Application Delivery Controller and cloud integration
application delivery controllers in cloud computing data centers?"
I happen to read about a switch vendor claiming cloud computing ready
layer2 switches. After going through their website, I felt there
is nothing special they do when compared to their competitors but
market it with eye catching cloud computing terms.
Coming to the load balancer market, vendors show up to the customers
that application intelligence, optimization, providing complex
configuration tools are needed for cloud computing. There are some
specialized devices to do those jobs. Let the application delivery
controller not mess up with applications by talking its language.
In my opinion, any network vendors claiming cloud ready should
have the following.
Scalability: Generally, load balancers have up to 1024 real servers.
That is not enough to position a load balancer in cloud data centers.
There will be several thousand of servers running. The load balancer
must be scalable to several thousand of real servers, virtual servers,
IP interfaces etc.,
The load balancer must not be a bottle neck to the cloud performance.
For example, the load balancer should be able to do health checks for
thousands of servers with out its CPU going 100%
It should be able to support a huge routing table and session table to
support huge traffic that is expected in cloud data centers.
Ease of configuration: The load balancers must support a simple XML
interface to allow external management applications configure the
load balancer settings. For example, many LB vendors came up with
applications to work with vmware's virtual Center(VC). Those tiny
applications work with VC and adds new servers to server farm when
there is huge traffic. Cloud data centers does not just have load
balancers and servers. It comprises of many network devices and
all these network devices are to be managed in a simple way.
Instead of independently making a decision to add new server to
server farm, load balancers must provide a simple XML interface
for more capable external applications that can understand and talk
to much more network devices. Load balancers must evolve to be
virtualization vendor independent.
Virtualized CLI and reports: The CLI must be remotely administered
and integrated with cloud computing management tool of choice. CLI
should be virtualised and subscriber of cloud data centers can see
only their settings as if a dedicated box for them. The reports
generated must be customized per subscriber.
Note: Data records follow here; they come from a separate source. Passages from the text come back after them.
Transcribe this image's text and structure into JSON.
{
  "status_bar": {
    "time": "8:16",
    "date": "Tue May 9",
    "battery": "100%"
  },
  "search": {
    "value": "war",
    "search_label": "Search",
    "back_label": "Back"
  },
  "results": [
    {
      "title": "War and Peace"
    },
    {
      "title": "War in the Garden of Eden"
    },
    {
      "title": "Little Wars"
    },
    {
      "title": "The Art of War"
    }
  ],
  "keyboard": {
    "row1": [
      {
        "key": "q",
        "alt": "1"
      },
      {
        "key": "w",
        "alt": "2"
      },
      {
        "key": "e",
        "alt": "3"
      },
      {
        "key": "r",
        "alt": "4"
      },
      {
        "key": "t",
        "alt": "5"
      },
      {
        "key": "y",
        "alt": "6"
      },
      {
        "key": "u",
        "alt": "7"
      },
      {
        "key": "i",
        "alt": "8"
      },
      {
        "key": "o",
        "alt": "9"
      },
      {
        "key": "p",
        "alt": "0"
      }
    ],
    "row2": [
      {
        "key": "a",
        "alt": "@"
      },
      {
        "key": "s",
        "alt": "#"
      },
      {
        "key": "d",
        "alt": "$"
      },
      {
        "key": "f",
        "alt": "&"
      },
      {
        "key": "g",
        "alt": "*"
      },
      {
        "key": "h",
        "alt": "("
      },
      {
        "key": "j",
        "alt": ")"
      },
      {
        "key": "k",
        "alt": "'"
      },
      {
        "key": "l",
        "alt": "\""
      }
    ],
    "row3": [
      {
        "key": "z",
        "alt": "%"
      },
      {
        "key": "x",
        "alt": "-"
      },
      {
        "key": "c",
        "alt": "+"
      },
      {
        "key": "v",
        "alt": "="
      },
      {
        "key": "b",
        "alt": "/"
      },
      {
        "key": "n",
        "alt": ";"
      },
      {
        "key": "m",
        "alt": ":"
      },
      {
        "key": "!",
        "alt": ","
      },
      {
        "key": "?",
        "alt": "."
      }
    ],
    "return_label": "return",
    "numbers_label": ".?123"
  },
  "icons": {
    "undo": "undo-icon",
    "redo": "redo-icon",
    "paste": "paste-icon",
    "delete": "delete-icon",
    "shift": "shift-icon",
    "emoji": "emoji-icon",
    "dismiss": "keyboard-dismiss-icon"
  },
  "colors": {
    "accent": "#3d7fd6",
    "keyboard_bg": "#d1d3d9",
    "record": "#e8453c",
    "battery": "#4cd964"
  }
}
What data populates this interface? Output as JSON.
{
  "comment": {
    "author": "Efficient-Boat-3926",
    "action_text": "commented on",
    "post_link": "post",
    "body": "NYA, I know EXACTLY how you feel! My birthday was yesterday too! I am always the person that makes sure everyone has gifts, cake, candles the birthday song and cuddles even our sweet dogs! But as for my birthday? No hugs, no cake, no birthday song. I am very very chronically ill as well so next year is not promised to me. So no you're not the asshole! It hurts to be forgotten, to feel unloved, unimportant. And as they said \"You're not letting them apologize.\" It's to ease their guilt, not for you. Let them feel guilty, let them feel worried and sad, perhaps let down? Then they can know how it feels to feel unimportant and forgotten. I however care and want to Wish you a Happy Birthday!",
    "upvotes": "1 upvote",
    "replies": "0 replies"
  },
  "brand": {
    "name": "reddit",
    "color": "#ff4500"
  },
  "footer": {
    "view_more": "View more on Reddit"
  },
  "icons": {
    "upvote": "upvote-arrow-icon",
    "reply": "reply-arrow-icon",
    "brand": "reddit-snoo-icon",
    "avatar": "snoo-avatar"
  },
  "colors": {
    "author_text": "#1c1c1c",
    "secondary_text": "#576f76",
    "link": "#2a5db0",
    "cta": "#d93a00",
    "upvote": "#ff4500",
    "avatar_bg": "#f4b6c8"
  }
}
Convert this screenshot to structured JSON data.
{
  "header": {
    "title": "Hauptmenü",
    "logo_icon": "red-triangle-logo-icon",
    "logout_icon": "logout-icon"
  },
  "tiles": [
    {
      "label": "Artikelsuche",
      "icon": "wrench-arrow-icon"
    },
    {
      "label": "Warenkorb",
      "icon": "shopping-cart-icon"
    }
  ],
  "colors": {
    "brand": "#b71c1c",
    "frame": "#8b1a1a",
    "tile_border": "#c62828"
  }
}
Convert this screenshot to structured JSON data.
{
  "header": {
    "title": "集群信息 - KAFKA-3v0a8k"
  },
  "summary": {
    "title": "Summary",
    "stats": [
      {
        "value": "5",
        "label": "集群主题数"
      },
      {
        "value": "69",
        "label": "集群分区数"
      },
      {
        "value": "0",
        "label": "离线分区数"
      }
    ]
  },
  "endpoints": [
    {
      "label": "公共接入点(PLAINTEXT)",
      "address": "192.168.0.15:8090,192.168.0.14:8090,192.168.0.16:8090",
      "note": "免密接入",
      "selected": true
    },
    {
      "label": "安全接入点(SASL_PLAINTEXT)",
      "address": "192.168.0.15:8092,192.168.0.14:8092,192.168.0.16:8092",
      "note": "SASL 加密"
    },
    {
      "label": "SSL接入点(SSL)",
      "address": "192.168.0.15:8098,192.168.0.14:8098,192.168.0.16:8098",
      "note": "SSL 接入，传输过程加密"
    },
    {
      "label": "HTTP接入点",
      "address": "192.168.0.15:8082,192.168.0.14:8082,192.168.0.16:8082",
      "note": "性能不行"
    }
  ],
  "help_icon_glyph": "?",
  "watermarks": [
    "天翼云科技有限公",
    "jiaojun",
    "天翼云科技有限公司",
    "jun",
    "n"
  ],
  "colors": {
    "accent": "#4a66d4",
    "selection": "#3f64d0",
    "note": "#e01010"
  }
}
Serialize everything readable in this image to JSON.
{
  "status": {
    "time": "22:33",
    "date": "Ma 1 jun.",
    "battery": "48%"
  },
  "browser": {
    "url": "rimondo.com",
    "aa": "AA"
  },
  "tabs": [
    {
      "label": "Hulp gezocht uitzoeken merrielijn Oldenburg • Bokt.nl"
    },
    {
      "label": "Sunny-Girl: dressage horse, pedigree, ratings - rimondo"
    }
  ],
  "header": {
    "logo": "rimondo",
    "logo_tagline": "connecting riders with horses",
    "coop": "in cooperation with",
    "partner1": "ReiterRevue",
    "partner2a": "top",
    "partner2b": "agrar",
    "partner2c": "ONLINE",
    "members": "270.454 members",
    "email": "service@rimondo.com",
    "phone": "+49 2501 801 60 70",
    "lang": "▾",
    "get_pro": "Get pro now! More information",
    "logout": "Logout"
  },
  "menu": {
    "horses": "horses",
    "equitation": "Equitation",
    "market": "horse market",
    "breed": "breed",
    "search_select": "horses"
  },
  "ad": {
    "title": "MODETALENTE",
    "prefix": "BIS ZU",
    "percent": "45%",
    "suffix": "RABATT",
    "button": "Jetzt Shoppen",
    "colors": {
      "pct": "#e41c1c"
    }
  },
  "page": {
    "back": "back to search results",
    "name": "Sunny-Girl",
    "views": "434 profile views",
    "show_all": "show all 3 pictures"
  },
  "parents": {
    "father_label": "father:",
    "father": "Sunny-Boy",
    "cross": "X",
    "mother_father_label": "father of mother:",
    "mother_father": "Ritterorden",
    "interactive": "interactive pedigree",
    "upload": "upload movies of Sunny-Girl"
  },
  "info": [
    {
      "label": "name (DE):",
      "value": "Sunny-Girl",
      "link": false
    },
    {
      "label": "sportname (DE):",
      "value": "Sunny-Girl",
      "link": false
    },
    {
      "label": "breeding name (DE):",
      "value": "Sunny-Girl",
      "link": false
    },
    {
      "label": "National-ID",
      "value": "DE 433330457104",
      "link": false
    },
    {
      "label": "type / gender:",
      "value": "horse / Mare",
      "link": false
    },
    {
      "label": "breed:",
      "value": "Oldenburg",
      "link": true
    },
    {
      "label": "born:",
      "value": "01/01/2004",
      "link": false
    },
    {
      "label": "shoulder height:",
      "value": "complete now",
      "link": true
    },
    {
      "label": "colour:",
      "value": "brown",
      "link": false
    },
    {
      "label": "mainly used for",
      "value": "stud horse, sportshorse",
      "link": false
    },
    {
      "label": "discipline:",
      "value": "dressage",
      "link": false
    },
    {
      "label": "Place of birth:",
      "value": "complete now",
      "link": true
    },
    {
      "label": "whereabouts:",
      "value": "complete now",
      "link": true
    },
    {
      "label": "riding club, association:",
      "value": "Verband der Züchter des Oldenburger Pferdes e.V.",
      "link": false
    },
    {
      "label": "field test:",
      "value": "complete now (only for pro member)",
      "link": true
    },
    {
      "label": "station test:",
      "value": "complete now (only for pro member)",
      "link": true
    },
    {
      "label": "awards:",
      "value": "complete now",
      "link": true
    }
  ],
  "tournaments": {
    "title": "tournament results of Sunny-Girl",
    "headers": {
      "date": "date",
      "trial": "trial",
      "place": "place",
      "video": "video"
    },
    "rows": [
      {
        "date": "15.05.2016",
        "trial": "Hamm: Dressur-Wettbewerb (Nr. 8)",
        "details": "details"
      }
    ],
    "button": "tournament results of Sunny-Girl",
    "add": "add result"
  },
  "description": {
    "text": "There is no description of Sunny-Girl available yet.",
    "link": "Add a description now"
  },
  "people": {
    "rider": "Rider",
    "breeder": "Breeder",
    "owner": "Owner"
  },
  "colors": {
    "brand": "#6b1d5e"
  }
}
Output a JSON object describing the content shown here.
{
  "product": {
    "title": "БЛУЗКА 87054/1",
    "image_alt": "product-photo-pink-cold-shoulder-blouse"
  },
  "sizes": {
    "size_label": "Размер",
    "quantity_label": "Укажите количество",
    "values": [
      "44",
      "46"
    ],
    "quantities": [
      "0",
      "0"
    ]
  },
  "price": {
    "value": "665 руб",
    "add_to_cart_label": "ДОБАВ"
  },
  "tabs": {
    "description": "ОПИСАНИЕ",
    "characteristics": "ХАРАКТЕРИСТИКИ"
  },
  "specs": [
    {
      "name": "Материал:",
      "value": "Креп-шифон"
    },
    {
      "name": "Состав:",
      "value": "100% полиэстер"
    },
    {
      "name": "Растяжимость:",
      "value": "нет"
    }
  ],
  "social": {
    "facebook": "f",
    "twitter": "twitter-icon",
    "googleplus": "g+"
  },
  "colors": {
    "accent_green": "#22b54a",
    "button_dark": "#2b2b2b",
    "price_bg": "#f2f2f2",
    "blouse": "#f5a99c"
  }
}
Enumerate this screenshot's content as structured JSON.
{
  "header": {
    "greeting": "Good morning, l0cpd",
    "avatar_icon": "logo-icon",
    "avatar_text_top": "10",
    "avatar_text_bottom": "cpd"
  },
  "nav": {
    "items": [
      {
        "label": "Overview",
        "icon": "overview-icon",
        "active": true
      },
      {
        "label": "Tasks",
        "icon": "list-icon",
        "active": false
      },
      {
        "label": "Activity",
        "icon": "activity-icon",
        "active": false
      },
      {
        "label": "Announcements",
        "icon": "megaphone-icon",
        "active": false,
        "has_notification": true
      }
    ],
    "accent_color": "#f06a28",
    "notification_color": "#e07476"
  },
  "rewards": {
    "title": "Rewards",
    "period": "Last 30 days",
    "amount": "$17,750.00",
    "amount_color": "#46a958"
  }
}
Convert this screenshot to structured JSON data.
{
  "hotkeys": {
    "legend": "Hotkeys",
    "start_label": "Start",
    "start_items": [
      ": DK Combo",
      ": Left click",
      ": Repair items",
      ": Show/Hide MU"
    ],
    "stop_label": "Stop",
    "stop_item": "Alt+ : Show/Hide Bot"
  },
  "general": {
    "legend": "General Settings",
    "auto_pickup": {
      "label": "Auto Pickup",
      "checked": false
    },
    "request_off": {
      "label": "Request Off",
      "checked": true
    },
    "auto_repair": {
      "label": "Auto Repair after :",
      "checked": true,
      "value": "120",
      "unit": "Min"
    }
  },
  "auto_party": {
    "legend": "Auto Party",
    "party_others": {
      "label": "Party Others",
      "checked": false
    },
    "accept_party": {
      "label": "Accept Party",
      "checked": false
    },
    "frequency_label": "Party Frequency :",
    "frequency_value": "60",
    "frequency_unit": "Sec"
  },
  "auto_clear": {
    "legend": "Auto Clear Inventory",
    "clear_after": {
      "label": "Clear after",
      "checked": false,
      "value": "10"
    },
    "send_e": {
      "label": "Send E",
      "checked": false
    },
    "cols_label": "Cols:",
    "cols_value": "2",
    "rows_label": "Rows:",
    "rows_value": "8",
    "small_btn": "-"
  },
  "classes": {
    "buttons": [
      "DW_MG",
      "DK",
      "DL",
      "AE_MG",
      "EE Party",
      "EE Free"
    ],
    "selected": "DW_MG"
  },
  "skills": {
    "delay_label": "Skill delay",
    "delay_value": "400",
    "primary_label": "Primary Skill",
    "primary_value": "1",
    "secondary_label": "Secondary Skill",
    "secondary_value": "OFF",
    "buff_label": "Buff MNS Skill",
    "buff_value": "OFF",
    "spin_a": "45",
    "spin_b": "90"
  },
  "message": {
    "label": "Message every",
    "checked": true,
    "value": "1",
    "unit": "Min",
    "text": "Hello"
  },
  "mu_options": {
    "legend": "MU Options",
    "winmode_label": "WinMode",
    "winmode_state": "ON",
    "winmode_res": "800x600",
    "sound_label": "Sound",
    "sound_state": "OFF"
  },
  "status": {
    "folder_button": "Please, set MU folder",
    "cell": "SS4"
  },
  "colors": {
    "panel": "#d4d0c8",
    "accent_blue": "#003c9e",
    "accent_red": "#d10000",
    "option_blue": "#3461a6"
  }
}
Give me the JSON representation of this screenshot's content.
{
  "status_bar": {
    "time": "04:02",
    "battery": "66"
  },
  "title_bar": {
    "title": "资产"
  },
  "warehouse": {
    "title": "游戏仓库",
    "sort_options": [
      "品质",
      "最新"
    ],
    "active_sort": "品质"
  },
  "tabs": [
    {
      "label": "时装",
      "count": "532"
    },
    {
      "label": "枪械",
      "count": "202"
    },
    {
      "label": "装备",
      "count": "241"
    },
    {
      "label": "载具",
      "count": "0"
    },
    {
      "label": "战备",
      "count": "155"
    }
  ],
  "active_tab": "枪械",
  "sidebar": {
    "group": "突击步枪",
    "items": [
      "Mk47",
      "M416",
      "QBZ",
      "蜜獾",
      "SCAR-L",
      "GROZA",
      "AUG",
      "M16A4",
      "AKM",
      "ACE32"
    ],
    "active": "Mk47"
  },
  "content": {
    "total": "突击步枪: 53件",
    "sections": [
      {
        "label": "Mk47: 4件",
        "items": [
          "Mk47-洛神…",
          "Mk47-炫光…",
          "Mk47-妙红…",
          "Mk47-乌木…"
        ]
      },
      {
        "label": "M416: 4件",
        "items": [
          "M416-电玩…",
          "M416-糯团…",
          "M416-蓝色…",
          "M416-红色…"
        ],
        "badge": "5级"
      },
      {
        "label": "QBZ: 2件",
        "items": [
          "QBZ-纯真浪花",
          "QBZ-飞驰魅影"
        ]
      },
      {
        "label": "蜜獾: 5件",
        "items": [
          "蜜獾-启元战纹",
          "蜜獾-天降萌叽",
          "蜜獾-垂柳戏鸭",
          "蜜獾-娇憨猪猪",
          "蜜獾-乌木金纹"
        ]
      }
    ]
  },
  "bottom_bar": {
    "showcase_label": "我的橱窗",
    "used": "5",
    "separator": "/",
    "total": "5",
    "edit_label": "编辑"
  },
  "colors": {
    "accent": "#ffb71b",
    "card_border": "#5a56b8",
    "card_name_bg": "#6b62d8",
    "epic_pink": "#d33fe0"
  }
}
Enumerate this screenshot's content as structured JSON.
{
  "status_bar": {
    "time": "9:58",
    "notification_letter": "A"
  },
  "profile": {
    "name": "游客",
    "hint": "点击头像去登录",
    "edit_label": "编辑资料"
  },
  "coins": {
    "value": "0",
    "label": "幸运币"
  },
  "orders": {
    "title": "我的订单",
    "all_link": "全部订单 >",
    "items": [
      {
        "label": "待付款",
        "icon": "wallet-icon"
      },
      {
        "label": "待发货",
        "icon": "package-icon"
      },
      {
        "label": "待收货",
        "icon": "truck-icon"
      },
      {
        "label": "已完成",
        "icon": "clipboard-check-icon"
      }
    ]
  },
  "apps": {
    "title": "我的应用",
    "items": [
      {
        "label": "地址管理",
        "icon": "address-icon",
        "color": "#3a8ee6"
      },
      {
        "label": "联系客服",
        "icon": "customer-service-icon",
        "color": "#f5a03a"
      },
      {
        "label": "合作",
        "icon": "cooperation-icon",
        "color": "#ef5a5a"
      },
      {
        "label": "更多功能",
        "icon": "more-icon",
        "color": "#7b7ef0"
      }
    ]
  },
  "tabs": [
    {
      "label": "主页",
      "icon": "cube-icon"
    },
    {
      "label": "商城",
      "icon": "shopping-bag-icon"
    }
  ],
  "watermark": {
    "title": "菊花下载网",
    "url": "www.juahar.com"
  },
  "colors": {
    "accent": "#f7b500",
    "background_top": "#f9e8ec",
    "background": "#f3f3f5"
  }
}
That gives easiness
for the administrators to manage it easily. For example, the admin
may would like to decommission it after a specific job is completed.
If the reports are customized then it enables the admins to calculate
the cost involved per subscriber based on the usage of the services,
bandwidth consumed etc.,
Above explained are few things that are mandatory for the load balancers
to immediate deploy them in cloud computing data centers.